The expedition -- which has now become an annual affair involving women, journalists, scientists from the DRDO and other glacial studies institutes, and mountaineers – was meant to showcase to the global community that Indian troops hold the Siachen glacial heights and Pakistan is nowhere near the Glacier

Guns had boomed in the 78-km-long Glacier at an altitude of 18,875 feet till November 25, 2003, when a formal ceasefire agreement between India and Pakistan came into effect along the 740-km Line of Control (LOC) and 110-km Actual Ground Position Line (AGPL).

The participants were to be trained in mountaineering, skating and other such skills required to go through the arduous month-long trek to the Glacier at Leh, but due to the present situation there it would not be possible, the sources said.

The civilian Siachen expedition had run into controversy when it began in 2007, after Pakistan lodged a strong protest, calling it "incongruous" to ongoing peace efforts between the two countries.

Though the Army halted the trip immediately after the protest that year, it went ahead with the trekking expedition after a go-ahead was given by the government later.

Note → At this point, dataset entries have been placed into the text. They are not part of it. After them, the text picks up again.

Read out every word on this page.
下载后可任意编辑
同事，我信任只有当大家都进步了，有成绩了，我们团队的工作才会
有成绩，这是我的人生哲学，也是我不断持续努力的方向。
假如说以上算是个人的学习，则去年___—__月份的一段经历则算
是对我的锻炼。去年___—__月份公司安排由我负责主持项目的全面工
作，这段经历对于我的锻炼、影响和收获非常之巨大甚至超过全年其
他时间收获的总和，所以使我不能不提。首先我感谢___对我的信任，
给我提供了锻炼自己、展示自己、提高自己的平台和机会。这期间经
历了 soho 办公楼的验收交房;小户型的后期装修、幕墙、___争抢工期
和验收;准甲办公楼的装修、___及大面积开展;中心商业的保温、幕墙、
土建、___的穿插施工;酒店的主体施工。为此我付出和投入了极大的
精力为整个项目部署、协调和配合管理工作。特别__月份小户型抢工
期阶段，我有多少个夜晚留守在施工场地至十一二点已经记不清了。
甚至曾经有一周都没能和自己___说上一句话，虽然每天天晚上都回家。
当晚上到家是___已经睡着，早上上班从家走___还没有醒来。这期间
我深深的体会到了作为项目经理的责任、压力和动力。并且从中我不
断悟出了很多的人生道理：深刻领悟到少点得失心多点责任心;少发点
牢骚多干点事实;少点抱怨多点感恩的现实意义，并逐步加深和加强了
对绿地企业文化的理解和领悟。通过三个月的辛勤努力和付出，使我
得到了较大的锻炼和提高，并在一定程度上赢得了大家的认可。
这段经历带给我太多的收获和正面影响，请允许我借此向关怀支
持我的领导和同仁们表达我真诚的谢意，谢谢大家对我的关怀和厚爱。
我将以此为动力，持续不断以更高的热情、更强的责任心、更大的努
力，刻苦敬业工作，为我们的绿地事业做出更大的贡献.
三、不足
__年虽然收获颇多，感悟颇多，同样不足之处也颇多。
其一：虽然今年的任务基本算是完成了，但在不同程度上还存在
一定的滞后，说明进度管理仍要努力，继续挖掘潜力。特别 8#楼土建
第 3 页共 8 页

Every year since then, India continued with its Siachen expedition of civilians and mountaineering enthusiasts, even as Pakistan had voiced its concern.

Despite the protests, India maintains it does not need Islamabad`s approval to send trekkers to Siachen, which is essentially Indian territory.

Pakistan, in its protest against the civilian trek to Siachen, had stated that the issue was part of the framework of the composite dialogue between the two countries and hence, sending civilians to an area that was part of the bilateral talks would vitiate the situation.